For medical students, the hours spent studying and training to become physicians weighs them down and causes burnout as well. Almost 45 percent of medical students are feeling the effects of burnout, Dr. Tutty said.

So what can medical students do to prevent burnout? Dr. Tutty asked attendees to form smaller groups to talk about what leads to burnout and certain ways they’ve found to avoid it.
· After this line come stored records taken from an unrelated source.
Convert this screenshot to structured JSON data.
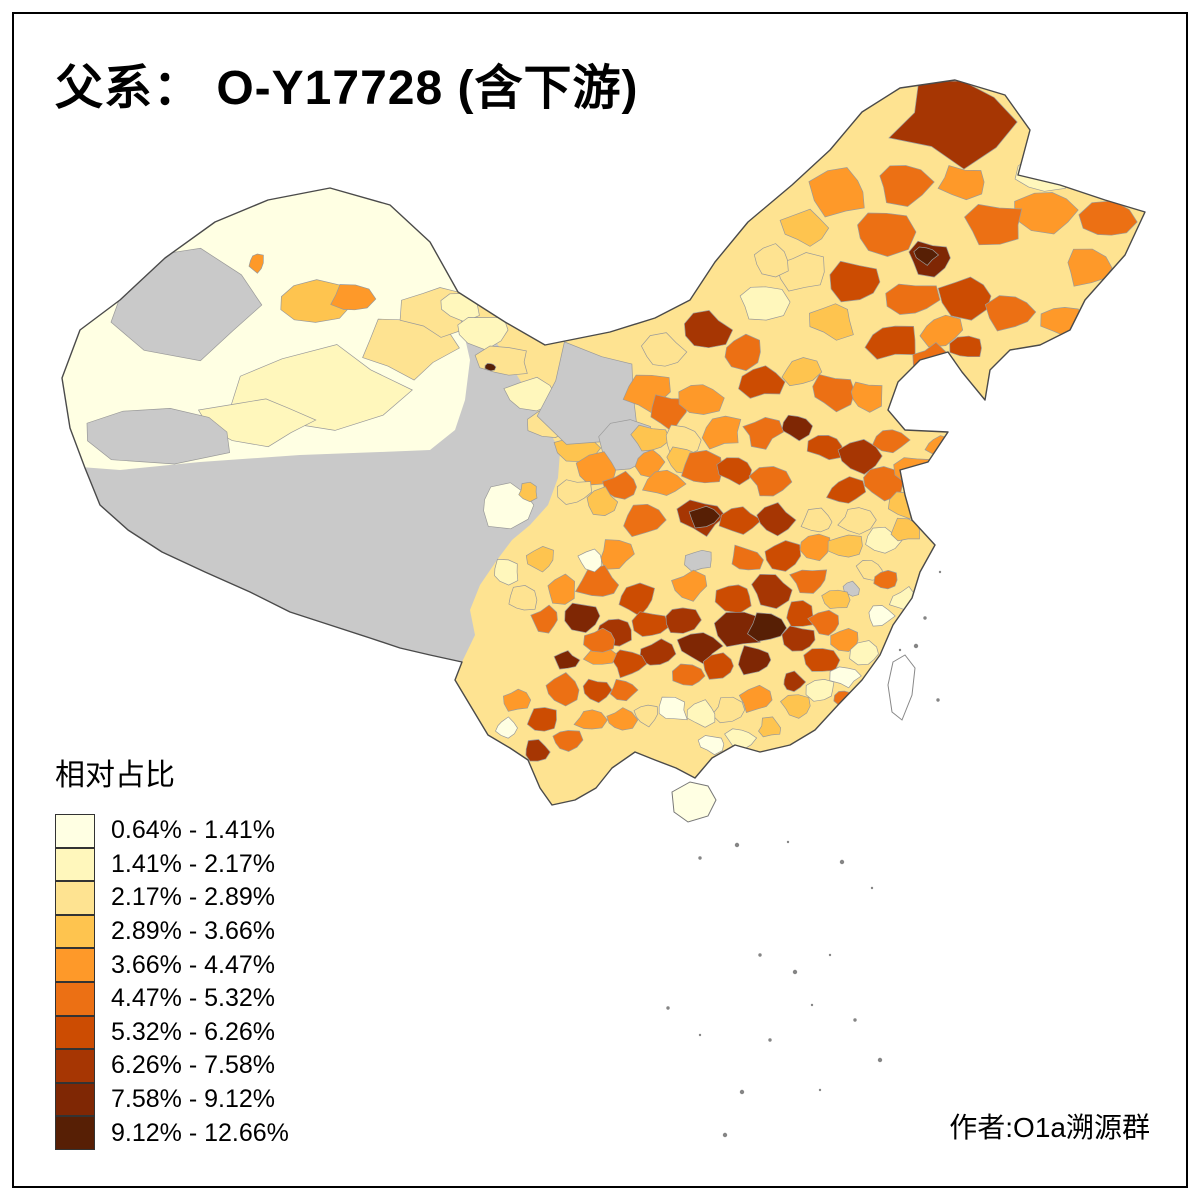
{
  "page": {
    "title": "父系： O-Y17728 (含下游)",
    "attribution": "作者:O1a溯源群",
    "background": "#FFFFFF",
    "border_color": "#000000"
  },
  "legend": {
    "title": "相对占比",
    "no_data_color": "#C9C9C9",
    "classes": [
      {
        "label": "0.64% - 1.41%",
        "color": "#FFFFE3"
      },
      {
        "label": "1.41% - 2.17%",
        "color": "#FFF7BC"
      },
      {
        "label": "2.17% - 2.89%",
        "color": "#FEE391"
      },
      {
        "label": "2.89% - 3.66%",
        "color": "#FEC44F"
      },
      {
        "label": "3.66% - 4.47%",
        "color": "#FE9929"
      },
      {
        "label": "4.47% - 5.32%",
        "color": "#EC7014"
      },
      {
        "label": "5.32% - 6.26%",
        "color": "#CC4C02"
      },
      {
        "label": "6.26% - 7.58%",
        "color": "#A63603"
      },
      {
        "label": "7.58% - 9.12%",
        "color": "#7F2704"
      },
      {
        "label": "9.12% - 12.66%",
        "color": "#571F05"
      }
    ]
  },
  "map": {
    "outline_color": "#4A4A4A",
    "sea_color": "#FFFFFF"
  }
}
The students recognized that medical school burnout is real and the pressures and workload that lead to it are not going away. The key is to get ahead of the problem or learn to make changes to your life and school schedule when it becomes overwhelming. Among the students’ solutions:

  • Exercise, meditate, eat and sleep. As simple as this sounds, these are critical. Even when cramming for an exam, sometimes it’s better for your mind and body to get the sleep you need to perform well in than it is to stay up all night studying.
  • Your peer network can do more than you think. Talk with your fellow students and support them as well. Don’t be afraid to say you’re exhausted or that you feel like you’re experiencing burnout. As Dr. Tutty said, the first step is always admitting you have a problem.
  • Learn about the support systems your school may already have in place. Many medical schools have developed student-wellness programs that focus on making sure medical students are taking care of themselves and are learning how to deal with the stress and pressure of becoming a physician.